Ladybug, Lemon and Tangerine as names of veteran murderers, Prince as the moniker of a teenage femme fatale—the script by Zak Olkewicz traffics in such winking contradictions. I’d take it a step further: Olkewicz’s script is all about easy signifiers. Ladybug bemoans his world’s unluckiest assassin status while Prince smugly deems herself the luckiest; Lemon sizes up people through archetypes found in his favorite Thomas the Tank Engine books while Tangerine rolls his eyes: Despite the hit men’s conflicting missions yet (hint, hint) connected histories, Olkewicz flattens each character to their one tic until the train is ultimately populated by nothing but weapon-toting spasms.
That flattening extends itself to director David Leitch’s approach to the material.

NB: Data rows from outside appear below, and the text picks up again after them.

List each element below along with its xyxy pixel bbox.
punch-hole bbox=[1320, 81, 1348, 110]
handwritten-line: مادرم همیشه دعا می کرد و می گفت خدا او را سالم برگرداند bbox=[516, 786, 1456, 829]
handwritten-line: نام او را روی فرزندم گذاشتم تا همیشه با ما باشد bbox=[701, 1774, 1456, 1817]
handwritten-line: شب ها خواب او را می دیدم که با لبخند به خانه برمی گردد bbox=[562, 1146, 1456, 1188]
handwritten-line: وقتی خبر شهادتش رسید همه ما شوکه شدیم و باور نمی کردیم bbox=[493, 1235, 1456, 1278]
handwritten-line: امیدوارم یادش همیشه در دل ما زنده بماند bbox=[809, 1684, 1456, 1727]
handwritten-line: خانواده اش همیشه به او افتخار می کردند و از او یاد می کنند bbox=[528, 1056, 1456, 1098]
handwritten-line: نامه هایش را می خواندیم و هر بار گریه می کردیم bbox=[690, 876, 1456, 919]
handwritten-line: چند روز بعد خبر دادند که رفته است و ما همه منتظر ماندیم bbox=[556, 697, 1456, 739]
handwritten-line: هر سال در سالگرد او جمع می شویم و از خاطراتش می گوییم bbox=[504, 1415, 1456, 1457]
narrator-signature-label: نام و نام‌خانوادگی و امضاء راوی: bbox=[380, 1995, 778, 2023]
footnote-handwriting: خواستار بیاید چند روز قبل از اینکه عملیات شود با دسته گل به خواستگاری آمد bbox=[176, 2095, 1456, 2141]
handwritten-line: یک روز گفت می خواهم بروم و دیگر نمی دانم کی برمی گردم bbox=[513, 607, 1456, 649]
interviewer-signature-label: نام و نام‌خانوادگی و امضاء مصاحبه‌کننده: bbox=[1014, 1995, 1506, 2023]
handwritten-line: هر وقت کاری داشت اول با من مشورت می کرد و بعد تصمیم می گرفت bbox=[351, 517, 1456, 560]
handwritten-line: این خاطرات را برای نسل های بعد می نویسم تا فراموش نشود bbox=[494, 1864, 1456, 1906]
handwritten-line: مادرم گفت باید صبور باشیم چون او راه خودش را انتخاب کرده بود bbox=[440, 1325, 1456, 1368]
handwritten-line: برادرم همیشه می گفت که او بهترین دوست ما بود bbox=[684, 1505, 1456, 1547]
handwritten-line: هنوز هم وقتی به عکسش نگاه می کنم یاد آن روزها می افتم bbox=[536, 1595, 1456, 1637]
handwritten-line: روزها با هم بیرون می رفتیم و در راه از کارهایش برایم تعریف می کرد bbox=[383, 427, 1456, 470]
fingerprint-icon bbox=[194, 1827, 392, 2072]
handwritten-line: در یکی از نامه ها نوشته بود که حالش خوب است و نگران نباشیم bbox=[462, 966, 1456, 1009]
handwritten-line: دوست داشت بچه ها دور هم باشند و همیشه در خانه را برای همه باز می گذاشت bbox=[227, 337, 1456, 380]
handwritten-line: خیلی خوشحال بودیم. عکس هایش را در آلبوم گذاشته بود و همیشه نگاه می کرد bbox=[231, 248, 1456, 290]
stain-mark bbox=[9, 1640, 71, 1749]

Gone is the unironic sincerity that gave his breakout franchise John Wick its charm or the Cold War theatrics that gave his follow-up Atomic Blonde its oomph. Instead, Bullet Train is satisfied planting itself squarely in a post-Quentin Tarantino landscape where assassins crack zippy jokes, but the plotting goes nowhere fast. There’s a stolen venomous snake thrown into the mix, but the movie forgets about it for long stretches of running time. There’s also a tut-tutting conductor played by Heroes’ Masi Oka that the film forgets about completely.
Leitch and cinematographer Jonathan Sela light each car in the train as its own version of a neon-colored Tokyo nightspot, so you can get your bearings and deduce where characters are at any given point in the film’s 126 minutes. But the effect is dishearteningly airless. You never escape the sense that all the intricately choreographed mayhem is being staged inside an Atlanta soundstage; even the sight of Mount Fuji outside the windows feels like a matte painting.
And if there’s one other thing Bullet Train is laden with, it’s celebrity cameos. There’s a pretty obvious one in Sandra Bullock as Ladybug’s handler, her calm voice through the cell phone talking her existentially stressed assassin through an increasingly botched operation. Others are too good to spoil: One involves an actor playing a passenger dragged into an identity sleight-of-hand, leaning into a gag that can be traced all the way back to (hint, hint) 2013’s This Is The End. Others just seem plonked down into the movie for no discernible purpose besides ticking off a returned favor.
Bullet Train always feels in danger of getting derailed—and it nearly does in its needlessly protracted, CGI-heavy third act—but Brad Pitt’s star power keeps it firmly on track. Pitt traipses through the movie with the serenity of a Zen master, delivering affirmations like “You put peace into the world and you get peace back.” It’s this above-it-all, surfer dude charisma that makes Pitt’s comedic moments work: Wearing a nondescript bucket hat and wrestling the said snake into a toilet, Pitt conveys a so-over-it demeanor that gives Bullet Train a jolt of comic energy while everyone else seems to be sweating for a laugh.
Pitt is the conductor that makes you want to stay aboard Bullet Train, even when the journey takes perhaps 15 to 20 minutes too long. Or maybe he’s the gateway dealer who can introduce you to superior action comedies or great Wuxia cinema. There’s no reason why the time you spend being entertained by Bullet Train should be for nothing.
Bullet Train opens in Philippine cinemas August 10.